Inebriato e impressionato da una mole così invitante quanto temuta, era stretto in una morsa, circondato e avviluppato lungo tutto il suo corpo senza possibilità di muoversi. Dove sarebbe finito, nessuno poteva saperlo. Quale sarebbe stato il suo destino? Il suo avvenire nelle mani di chicchessia.. Intristito dall’incertezza tentò un approccio col suo vicino..Quale la differenza tra carceriere e carcerato?Quale?.. Entrambi vicini nello stesso luogo scuro e temperato. Diversi ma protagonisti di in unico cammino..un’unica strada..ma verso dove?

«Da dove vieni?» «Vivevo in campagna, il sole, il vento..era bello..era tutto diverso…anche io ero diverso» rispose il carcerato.

«Tra un po’uscirai da qui!». Il carcerato impallidì «Come posso fare ciò che dici?». Il carceriere sorrise «Usciremo insieme stanotte, ma devi utilizzare tutta la tua forza e sarà facile come bere un bicchier d’acqua…». Il carcerato rimase immobile e pensieroso per le ore seguenti. Pensava a come sarebbe stato bello di lì a poco assaporare il profumo della libertà, l’aria fresca e pulita, il calore del sole sul suo corpo ormai così diverso da quello che era un tempo.

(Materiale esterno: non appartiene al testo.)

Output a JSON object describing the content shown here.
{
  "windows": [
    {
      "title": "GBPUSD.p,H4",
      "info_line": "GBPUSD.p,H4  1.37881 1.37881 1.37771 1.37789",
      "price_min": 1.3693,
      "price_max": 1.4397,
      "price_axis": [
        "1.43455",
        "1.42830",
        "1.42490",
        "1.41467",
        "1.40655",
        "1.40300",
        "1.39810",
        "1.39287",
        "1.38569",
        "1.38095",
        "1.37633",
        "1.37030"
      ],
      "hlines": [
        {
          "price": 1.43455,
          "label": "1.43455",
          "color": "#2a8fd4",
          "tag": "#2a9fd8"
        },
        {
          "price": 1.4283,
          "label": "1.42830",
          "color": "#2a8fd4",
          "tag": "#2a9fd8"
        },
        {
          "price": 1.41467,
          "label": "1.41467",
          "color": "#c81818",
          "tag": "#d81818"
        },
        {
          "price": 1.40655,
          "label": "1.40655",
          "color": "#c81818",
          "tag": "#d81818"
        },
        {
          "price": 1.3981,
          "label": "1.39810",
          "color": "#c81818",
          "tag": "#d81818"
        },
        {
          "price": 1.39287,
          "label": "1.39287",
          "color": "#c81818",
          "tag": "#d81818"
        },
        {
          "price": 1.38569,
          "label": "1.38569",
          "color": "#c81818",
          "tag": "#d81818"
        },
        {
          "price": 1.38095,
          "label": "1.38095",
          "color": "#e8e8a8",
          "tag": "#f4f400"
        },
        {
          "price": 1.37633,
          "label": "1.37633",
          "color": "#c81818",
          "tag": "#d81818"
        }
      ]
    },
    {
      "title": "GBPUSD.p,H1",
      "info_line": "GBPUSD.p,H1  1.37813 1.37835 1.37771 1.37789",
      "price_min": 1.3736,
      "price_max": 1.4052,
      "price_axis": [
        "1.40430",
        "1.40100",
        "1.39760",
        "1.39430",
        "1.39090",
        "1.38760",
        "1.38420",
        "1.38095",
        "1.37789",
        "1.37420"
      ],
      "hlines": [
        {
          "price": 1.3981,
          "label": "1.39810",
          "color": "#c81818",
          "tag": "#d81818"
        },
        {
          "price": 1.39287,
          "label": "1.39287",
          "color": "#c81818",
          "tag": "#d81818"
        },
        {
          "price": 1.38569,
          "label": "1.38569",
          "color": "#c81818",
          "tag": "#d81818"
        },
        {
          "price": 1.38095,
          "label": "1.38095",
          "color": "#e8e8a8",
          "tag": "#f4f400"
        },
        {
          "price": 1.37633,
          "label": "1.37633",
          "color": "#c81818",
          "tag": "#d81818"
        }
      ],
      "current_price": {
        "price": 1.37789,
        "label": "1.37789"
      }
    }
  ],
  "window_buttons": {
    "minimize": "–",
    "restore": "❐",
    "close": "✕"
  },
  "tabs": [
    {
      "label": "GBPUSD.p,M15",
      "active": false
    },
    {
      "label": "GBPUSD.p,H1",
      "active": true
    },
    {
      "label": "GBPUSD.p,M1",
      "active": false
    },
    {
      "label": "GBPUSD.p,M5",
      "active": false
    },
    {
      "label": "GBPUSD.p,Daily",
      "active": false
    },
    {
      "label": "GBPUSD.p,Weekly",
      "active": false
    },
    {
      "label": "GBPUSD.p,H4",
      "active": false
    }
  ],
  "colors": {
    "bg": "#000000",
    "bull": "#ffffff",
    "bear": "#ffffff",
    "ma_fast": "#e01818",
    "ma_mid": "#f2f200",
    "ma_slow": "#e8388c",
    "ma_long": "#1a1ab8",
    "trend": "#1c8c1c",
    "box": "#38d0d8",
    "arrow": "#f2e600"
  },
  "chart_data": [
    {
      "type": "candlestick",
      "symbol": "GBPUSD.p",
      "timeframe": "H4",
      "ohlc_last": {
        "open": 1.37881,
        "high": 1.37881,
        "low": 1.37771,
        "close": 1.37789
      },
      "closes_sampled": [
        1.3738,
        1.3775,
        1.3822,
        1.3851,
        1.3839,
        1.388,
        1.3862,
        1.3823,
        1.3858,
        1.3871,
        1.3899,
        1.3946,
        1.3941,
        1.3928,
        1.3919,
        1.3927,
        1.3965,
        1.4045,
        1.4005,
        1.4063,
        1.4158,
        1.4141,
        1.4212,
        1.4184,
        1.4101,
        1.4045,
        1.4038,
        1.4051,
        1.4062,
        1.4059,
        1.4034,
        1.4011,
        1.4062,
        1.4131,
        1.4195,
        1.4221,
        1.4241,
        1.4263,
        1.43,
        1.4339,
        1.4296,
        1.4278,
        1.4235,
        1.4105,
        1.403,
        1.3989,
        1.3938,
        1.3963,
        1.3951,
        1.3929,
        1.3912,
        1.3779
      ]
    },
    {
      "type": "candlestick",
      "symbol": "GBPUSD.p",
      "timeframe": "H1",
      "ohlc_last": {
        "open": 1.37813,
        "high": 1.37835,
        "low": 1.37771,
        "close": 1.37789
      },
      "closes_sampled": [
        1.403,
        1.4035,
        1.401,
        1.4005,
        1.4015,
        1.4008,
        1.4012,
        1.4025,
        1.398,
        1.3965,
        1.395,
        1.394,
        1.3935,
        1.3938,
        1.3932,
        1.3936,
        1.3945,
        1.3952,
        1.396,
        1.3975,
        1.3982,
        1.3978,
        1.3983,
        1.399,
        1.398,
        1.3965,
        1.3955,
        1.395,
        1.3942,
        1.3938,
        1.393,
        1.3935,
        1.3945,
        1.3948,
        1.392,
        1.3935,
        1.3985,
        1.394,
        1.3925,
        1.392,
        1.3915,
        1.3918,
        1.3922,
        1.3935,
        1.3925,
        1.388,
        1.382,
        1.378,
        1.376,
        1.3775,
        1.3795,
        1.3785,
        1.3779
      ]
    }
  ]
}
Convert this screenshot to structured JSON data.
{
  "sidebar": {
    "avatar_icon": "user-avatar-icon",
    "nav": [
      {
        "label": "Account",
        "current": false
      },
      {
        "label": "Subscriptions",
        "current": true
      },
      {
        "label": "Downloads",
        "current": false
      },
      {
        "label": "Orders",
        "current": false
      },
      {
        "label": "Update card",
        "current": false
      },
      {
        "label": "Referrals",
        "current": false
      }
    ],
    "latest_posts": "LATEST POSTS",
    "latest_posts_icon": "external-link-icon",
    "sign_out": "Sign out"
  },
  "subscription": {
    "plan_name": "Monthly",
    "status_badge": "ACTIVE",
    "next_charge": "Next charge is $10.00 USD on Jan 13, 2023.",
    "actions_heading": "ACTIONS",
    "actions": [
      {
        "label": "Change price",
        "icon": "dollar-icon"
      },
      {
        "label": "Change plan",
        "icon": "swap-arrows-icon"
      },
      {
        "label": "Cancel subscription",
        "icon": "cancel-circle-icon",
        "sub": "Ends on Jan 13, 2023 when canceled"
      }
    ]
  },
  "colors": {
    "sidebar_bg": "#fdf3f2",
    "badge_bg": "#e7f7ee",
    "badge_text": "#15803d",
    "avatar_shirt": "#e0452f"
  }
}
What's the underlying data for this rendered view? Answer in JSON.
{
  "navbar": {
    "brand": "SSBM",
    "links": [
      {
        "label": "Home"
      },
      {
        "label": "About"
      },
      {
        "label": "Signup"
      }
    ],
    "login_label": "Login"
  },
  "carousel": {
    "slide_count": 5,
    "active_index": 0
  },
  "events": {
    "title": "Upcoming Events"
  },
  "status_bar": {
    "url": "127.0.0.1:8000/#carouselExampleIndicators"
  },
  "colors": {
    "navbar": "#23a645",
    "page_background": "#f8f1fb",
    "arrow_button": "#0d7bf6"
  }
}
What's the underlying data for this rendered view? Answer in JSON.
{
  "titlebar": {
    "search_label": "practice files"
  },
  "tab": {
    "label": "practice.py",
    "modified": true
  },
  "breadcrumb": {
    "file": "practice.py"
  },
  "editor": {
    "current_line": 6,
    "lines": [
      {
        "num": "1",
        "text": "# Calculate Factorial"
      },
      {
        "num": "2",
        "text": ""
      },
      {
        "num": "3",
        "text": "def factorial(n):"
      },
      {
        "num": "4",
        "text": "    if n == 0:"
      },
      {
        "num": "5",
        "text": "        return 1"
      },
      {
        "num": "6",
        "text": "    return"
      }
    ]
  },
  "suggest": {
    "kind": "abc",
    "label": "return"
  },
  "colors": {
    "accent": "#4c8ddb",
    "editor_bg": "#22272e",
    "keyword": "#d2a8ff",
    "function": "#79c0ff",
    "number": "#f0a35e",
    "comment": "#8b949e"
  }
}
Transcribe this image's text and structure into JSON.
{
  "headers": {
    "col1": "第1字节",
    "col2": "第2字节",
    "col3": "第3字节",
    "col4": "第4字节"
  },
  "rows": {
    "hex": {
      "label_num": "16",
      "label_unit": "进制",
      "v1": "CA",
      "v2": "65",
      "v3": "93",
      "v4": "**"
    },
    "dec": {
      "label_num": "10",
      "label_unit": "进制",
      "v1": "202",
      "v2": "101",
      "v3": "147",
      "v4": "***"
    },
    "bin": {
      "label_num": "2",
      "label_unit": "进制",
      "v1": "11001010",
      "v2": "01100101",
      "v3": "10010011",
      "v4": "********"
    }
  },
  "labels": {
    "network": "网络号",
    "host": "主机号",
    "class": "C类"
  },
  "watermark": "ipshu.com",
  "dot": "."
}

Le ore passarono lentamente. Venne sera. Tutto era pronto. Le forze recuperate nelle ore precedenti potevano liberarsi in un’unica spinta verso la libertà. Tutto era pronto ma..ad un certo punto, ahimè, il buio venne squarciato da una luce fortissima alla quale i due non erano certo abituati. Videro delle ombre in controluce, delle voci vicine..sempre più vicine..era oggetto di una scelta..loro o altri come loro. Una delle ombre scelse loro, li prese e li portò via con sé…Un attimo..una sala..tanta luce..tanta gente..molto brusio..Ci volle poco..il loro progetto di fuga era svanito. Il carceriere moriva dalla paura. Andava incontro ad un destino che già gli avevano raccontato mille volte quando era piccolo, come quelle storie dell’ uomo nero che torturava senza scrupoli!Ed ora l’uomo nero era lì vicino a lui e lo tirava per.. il collo!! Il carcerato era subito dopo di lui! La tortura arrivò fredda come l’acciaio. La punta entrò nella testa del povero carceriere senza fatica, senza resistenza. Il carcerato capì che per il carceriere non c’era più niente da fare e per lui ormai in un modo o nell’ altro la libertà era a due passi. L’avrebbe assaporata con tutto sé stesso. Nello stesso momento capì che il carceriere era andato incontro al suo destino da eroe. Aveva preservato l’incolumità del carcerato fino alla fine, a testa alta. Qualche secondo ancora e del carceriere non vi era più traccia. L’aria entrò veloce e fresca e il carcerato finalmente potè respirare. Era felice. Ora gli era tutto chiaro. Assaporare la libertà ed essere a sua volta assaporato, apprezzato nel breve volgere di un attimo, nel veloce distendersi di un sorso.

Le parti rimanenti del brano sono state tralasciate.